The Tokyo Metropolitan government is expecting to spend about JPY 3 trillion (USD 30 billion) on preparing the city to host the Olympics, which should lead to an estimated 152,000 jobs being created. The bulk of the stimulus money will likely be spent on constructing sports venues large enough to host the Games, an expected expansion of the city’s two airports, and general infrastructure improvements within the city.
After the bid was announced, Japanese citizens ran into the streets to celebrate. Few expected Tokyo to win the bid over Istanbul. Hosting the Games could indeed be a wonderful cure for Japan’s economic malaise, but if it’s a cure at all, it may only be a short-term one.
In 2004, citizens of Greece were filled with the same sense of hope as Japanese citizens today. Economic forecasters back then predicted similar gains of this or that nature, and almost every news outlet in the world was in general agreement that hosting the Games was going to be the best thing to happen to Greece since it began the very first Olympic Games millennia ago. The games came and went, everything seemed fine, and then the problems started to become clear.
Greece, after all was said and done, ended up spending nearly USD 11 billion to host the Games – more than twice its initial budget. Just a few years after the Games finished, all of the grandiose and expensive stadiums were left unused and derelict. The stadiums, which no longer had patrons visiting them or athletes competing in them, were expensive to maintain, and became a drain on the country’s resources. Greece responded to the problem by spending even more money, deciding to abandon some of the structures and attempting to convert some of them to other uses. Nearly a decade later, a solution still hasn’t been found, and most empty stadiums still stand – covered in trash and weeds. Today, the 2004 hosting of the Games is considered to have been an economic disaster for Greece, a net loss as opposed to a net gain. To what extent the 2004 Olympics contributed to Greece’s current economic situation is anybody’s guess.

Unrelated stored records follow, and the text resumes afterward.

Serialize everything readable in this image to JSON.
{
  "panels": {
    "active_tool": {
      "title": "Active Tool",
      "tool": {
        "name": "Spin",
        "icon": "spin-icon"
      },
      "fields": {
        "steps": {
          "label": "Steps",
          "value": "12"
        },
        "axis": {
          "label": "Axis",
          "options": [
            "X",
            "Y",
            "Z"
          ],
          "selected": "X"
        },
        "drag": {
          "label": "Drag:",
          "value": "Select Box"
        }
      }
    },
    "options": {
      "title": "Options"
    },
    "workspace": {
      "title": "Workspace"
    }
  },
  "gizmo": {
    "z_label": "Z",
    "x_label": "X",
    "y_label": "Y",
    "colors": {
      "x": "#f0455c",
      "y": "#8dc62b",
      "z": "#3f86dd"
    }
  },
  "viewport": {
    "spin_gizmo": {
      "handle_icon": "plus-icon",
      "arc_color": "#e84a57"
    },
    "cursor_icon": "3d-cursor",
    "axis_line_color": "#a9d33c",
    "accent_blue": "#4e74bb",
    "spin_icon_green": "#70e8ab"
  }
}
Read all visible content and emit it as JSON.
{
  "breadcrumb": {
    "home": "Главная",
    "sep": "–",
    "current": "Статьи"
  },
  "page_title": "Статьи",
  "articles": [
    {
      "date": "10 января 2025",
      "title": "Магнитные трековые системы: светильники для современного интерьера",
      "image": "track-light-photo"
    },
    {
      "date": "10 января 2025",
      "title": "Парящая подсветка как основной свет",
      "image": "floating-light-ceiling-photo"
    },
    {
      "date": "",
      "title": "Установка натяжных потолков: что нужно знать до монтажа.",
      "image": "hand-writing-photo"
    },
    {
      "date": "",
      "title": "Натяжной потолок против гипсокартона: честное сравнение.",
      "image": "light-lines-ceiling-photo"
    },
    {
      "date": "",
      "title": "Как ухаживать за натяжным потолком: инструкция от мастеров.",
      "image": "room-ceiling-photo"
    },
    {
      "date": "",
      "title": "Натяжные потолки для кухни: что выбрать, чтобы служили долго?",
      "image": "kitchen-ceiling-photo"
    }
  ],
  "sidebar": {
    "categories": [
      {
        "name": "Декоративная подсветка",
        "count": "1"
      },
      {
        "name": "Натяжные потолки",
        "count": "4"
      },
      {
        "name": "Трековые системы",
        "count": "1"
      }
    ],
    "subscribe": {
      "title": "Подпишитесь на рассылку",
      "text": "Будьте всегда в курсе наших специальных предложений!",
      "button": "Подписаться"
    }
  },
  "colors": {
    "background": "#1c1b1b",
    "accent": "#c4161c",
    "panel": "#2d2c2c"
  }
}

Then there’s China in 2008. Today, the former Olympic structures are prime locations for amateur filmmakers who want to film movies with post-apocalyptic settings. I have personally visited Beijing’s Olympic Park in 2011. The paintjob on the Bird’s Nest’s is peeling off and the whole structure seems as if there hasn’t been any upkeep since 2008. Parts are broken, and everything looks quite cheap. Chinese soldiers regularly march around the nearly-abandoned Olympic Park, which now only hosts a few bored tourists – a miniature ghost town inside one of the world’s largest cities.
The Watercube, in a country where almost nobody knows how to swim, has been converted into a small waterpark. You will find very few visitors. The ceilings are leaking in several spots. The water is collected into buckets.
The jury’s still out on London, but due to what happened in Greece and China, forming contingency plans for post-Olympic uses of all stadiums has become a regular practice. I trust that London will not make the same mistakes as Greece or China. Hopefully, Japan, also, will not. It may take several years after 2020, however, before a complete economic assessment of the 2020 Games’ result can be had.
What do you think? Will hosting the Olympics in 2020 be beneficial to Japan?